Im Übrigen geht alles schief. Kein Buch von ihm mehr vorrätig, seitdem Sieburgs Stammverlag, die DVA, seine Bücher aus dem Verkehr gezogen hat.
»Es scheint ein Fluch über Sieburg zu schweben. Warum? Welche Dynamik ist da wirksam?« fragt der Welt-Feuilletonist noch mit gerunzelter Denkerstirne. Ach geh! Welche »Dynamik«, wohl ...? Die Antifanten-Dynamik der Faschismus-Keule, guter Mann! Noch nicht behirnt, daß man als Mensch, der das Unglück hatte, sich zwischen 1933 und 1945 in Deutschland aufzuhalten, heutzutage eigentlich nur eine Chance auf eine faire Behandlung hat, wenn man nachweislich Jude, nachweislich schwul oder nachweislich links war/ist?! Sieburg ermangelte es da an allem ...

Sicher: Sieburg war kein Held des Widerstandes — das wären aber all die Maulhelden, die ihm das jetzt ankreiden, ebensowenig gewesen! Denn die machen beim kleinsten Stirnrunzeln des örtlichen Muselmanen-Imams, irgendeiner Gender-Kommission oder Frauenbeauftragten bereitwillig in jede Hose, die man ihnen hinhält. Journaillisten, die sich — allein die jüngste »Berichterstattung« über die Ukraine belegt es tausendfach — bereitwilligst zu Propagandapamphletisten instrumentalisieren lassen, wenn es denn bloß der Wille der jeweiligen Zeitungsmacher ist, schütten Häme aus über einen, der im kriegsführenden NS-Staat lieber überlebte, als im KZ als Widerständler zu krepieren — es ist nur mehr ekelerregend ...
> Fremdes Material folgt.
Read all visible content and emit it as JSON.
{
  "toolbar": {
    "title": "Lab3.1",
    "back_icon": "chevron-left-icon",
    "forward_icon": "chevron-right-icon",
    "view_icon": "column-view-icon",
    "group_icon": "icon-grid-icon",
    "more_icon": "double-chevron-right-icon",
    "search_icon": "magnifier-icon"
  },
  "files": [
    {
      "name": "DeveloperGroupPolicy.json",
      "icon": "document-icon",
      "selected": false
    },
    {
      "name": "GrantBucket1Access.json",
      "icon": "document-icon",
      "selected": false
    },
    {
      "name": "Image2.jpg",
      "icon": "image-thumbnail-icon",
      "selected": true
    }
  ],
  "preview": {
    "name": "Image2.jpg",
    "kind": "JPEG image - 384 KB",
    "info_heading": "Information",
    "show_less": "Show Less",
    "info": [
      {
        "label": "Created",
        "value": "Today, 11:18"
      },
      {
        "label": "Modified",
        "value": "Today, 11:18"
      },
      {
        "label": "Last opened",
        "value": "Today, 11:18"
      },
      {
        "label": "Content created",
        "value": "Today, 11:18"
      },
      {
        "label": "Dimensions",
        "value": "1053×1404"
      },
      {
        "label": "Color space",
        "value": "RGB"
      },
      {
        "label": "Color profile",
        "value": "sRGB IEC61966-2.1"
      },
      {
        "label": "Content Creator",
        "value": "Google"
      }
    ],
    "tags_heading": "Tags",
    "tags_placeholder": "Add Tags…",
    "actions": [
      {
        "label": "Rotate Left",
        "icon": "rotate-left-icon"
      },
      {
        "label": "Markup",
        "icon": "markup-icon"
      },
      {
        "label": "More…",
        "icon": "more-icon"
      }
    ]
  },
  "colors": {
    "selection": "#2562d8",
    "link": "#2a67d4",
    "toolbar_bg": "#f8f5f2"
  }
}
Ja, sicher: Sieburg war nicht unbedingt ein angenehmer Mensch (das extrapoliert LePenseur mit seiner Menschenkenntnis mal aus einigen Porträtphotos und dem Stil und Duktus der Bücher und Rezensionen, die er gelesen hat).
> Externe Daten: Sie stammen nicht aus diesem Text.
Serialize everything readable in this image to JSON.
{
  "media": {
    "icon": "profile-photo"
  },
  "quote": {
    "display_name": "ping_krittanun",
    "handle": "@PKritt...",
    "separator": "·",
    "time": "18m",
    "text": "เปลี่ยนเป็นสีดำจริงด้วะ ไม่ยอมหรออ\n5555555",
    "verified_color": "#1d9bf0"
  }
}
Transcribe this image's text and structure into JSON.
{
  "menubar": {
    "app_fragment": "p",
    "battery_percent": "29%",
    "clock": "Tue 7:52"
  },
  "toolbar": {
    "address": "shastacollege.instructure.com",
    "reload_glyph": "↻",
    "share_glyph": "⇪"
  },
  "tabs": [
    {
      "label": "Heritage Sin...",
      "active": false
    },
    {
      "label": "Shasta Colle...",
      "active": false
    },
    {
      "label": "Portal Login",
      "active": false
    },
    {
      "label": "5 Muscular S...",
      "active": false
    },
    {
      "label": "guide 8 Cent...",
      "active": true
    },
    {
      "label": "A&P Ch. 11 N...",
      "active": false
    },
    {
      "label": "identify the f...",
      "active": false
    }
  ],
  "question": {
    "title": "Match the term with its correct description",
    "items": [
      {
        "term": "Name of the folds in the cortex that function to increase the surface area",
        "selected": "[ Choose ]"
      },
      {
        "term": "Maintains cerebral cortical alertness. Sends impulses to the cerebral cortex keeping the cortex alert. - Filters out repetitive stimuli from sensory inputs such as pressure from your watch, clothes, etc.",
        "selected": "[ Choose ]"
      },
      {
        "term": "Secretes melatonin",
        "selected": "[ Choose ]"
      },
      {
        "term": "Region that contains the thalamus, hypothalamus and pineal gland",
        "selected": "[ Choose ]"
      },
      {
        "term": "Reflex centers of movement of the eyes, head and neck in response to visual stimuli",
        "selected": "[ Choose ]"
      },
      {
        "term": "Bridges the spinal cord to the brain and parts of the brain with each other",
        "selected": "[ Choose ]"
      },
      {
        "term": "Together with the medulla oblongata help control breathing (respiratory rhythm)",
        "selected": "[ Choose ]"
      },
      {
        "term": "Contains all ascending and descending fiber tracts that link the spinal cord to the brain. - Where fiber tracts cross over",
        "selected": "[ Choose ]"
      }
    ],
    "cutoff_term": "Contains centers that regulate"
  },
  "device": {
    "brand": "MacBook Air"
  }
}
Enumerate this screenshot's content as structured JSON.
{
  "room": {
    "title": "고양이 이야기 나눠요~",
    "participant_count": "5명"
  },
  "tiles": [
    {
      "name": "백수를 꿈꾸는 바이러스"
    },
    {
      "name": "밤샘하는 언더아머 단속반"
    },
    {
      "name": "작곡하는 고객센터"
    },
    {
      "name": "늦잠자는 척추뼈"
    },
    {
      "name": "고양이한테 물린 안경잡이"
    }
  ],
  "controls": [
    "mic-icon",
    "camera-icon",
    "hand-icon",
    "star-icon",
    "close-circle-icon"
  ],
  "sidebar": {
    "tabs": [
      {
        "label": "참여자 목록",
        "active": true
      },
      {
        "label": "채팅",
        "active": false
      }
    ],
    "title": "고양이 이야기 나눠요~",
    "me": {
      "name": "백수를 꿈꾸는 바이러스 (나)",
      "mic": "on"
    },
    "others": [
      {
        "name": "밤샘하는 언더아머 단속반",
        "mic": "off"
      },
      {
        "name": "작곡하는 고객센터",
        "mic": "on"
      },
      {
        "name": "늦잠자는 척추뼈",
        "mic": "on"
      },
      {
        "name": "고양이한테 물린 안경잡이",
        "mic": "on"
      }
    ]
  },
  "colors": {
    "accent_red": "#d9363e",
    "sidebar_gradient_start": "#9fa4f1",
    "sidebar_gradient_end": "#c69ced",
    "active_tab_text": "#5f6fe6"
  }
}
Er konnte, zweifellos, arrogant und unduldsam sein, starrköpfig auf seiner Meinung beharren (all diese Eigenschaften teilte er übrigens mit seinem lispelnden Nachfolger MRR) — aber er konnte auch anders; z.B. zugeben, daß er fast ein Meisterwerk »verpennt« hätte:
Mitunter, nicht allzuoft, erfahren wir mit Überraschung, ja fast mit Schrecken, wie nahe wir daran waren, ein schönes und wichtiges Buch zu versäumen. Um ein Haar hätte ich dieses Buch »Sandkorn für Sandkorn« nicht gelesen und hätte mir damit leichtfertig ein großes Leseglück verscherzt.
... schrieb er über ein 1960 erschienenes Buch eines weithin unbekannten Schweizer Autors. Leicht wäre es für ihn gewesen, mit ein paar mäkelnden Anmerkungen zu »beweisen«, daß das Versäumnis kein so großes gewesen sei, um damit seine Position als allmächtiger Kritiker der Literaturszene zu untermauern. Sieburg reagierte anders — und seine Rezension brachte dem Buch (und damit dem Autor) den lange ersehnten Durchbruch aus der Enge der Schweiz in den gesamten deutschen Sprachraum.
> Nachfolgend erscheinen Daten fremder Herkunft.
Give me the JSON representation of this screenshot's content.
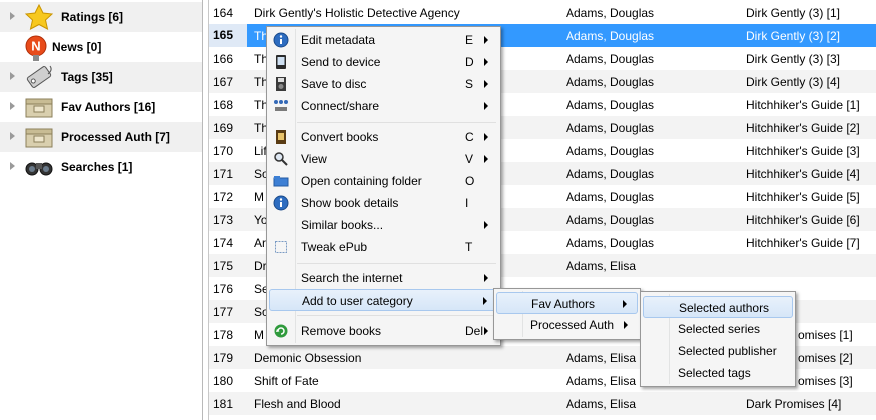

LePenseur kennt nicht allzu viele heutige Rezensenten, die — ihre Allwissenheit und Bedeutsamkeit pretentiös vor sich hertragend — solch peinliches »Übersehen« freimütig eingestehen wollten. Davon, daß sie es auch nicht mit dieser Eleganz formulieren könnten, wollen wir doch lieber gleich absehen ...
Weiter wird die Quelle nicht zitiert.